27 January, 2009

An end to boom and bust

This graph really speaks for itself. For more details go see Guido

8 comments:

Simon said...

'This graph really speaks for itself'

Really? Really? Does it?

It explains the busting of the 90's tech bubble does it?

It explains the massive fraud from Enron and Worldcom and the rest does it?

It explains why most Western indices followed the same pattern does it?

Must be great to live in a world as simple as yours.

Silent Hunter said...

What's the matter Simon?

Not very good with graphs then? LOL

Blue Eyes said...

What it shows, Simple Simon, is that investors in the stock market in 1997 have effectively made nothing at all in twelve years. In fact it's worse than that: savings and pensions have been destroyed, undermining thrift and hard-work. It's quite deliberate, of course.

A big "thank you" to those who let these people into power.

Rog T said...

Blue Eyes,

Just a technical point or two. You say Stock market investors have made nothing. What about the dividends they've received in the last 12 years.

As to savings. I put my money in the Nationwide and Britannia building societies. They've had no problems. I seem to recall that demutualisation was encouraged by Conservative governments.

As to "those who let these people into power". That's the people of Great Britain. Do you have an issue with democracy?

Simon said...

Blue Eyes,

My point (which you ignored) is that if you blame Labour - and you obviously do - for the decline in the stockmarket as illustrated by that graph, then can you explain the exact same decline in other markets.

Try the S&P 500 for example

http://stockcharts.com/charts/historical/spx1960.html

Rog T also makes an excellent point that anyone who knows even the basics of investing - not you obviously - would have been re-investing dividends over the period of decline to take advantage of £-cost averaging and would most likely be ahead over the period not down.
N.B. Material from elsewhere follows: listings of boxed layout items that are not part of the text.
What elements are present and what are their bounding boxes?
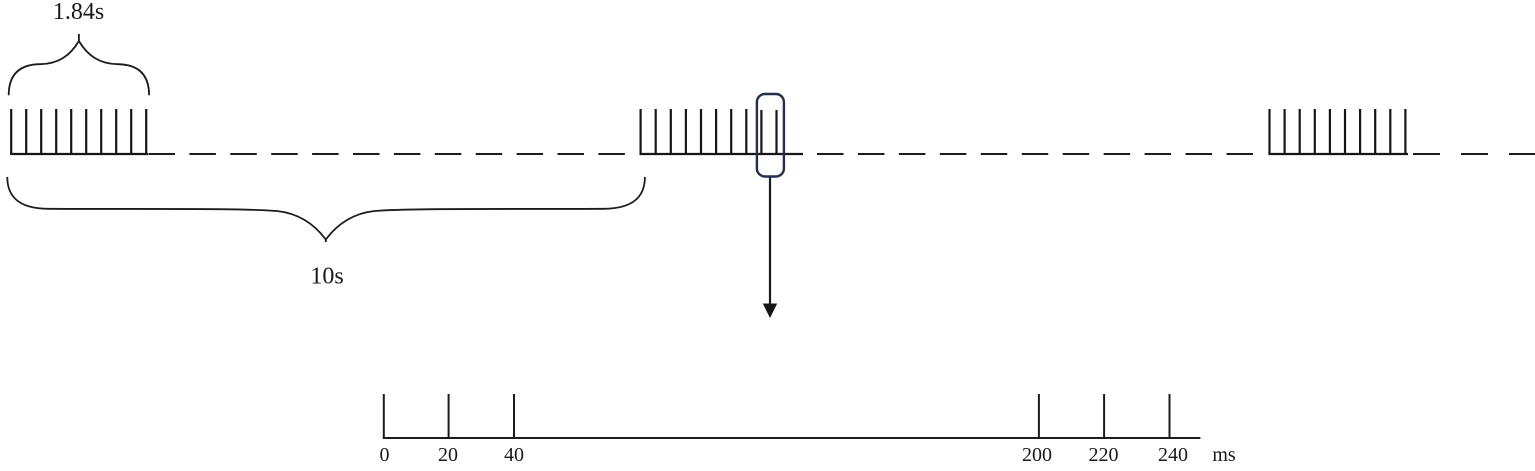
svg-text:220: 220: [1089, 444, 1119, 466]
svg-text:0: 0: [380, 444, 390, 466]
svg-text:200: 200: [1022, 444, 1052, 466]
burst 2 pulses: [641, 109, 777, 154]
trailing dashed segment to right edge: [1413, 153, 1535, 155]
highlight rounded rectangle around last pulse of burst 2: [757, 94, 784, 177]
dashed segment between burst 1 and burst 2: [149, 153, 639, 155]
burst 3 pulses: [1270, 109, 1406, 154]
svg-text:10s: 10s: [310, 264, 343, 290]
burst 1 pulses: [11, 109, 146, 154]
svg-text:ms: ms: [1212, 444, 1236, 466]
arrowhead: [763, 304, 777, 319]
top curly brace over first burst: [9, 34, 149, 95]
svg-text:1.84s: 1.84s: [53, 0, 104, 25]
svg-text:20: 20: [438, 444, 458, 466]
burst 1 baseline: [10, 153, 148, 155]
svg-text:40: 40: [504, 444, 524, 466]
burst 2 baseline: [640, 153, 804, 155]
arrow from rectangle down: [769, 178, 771, 306]
bottom curly brace spanning 10s: [7, 177, 645, 242]
time axis line: [383, 437, 1201, 439]
axis ticks: [384, 394, 1170, 438]
svg-text:240: 240: [1158, 444, 1188, 466]
burst 3 baseline: [1268, 153, 1408, 155]
dashed segment between burst 2 and burst 3: [817, 153, 1266, 155]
Add to this, anyone owning property since 1997 would still be substantially better off despite the recent falls.

Don't blame other people for your lack of investment success.

Excalibur said...

The picture does not lie. The graph clearly indicates that Blair and Brown are the biggest tits since Kinnock and Hattersley!

Jimmy said...

It is a good thing so much money in the city is made by short selling. It is only the little people who try to make money on the stock market who lose out. It is quite funny that the banks,who do so much of the speculating are now at the mercy of these speculators, and expect the government to nationalise them!

Perhaps it is not something wrong with every western government in the world, but with the way capitalism has been working in the last decade. Hedge funds should never have been created and it is amazing we have lasted so long with them in existence, they are quite possibly working against capitalism from inside the system.

Richard Young said...

Without wanting to come across all SDP, you're all a little bit right.

NewLab hasn't "ended Tory Years of boom and bust" because boom and bust are part of the economic cycle - now global. So it was always silly of Brown to insist that's what he'd done.

Equally, this graph has nothing whatsoever to do with "boom and bust" - which are more properly applied to changes in GDP, not a narrow measure of the market cap of 100 big companies listed on a UK stock exchange.

And by rights, it ought to be on a logarithmic scale to show relative performance, and probably ought to have some adjustment for trading volumes. Of course the Tory years look more stable - there was much less activity and the index was lower!

(You do all realise how little the British people respect politicians precisely because of this kind of bickering, don't you?)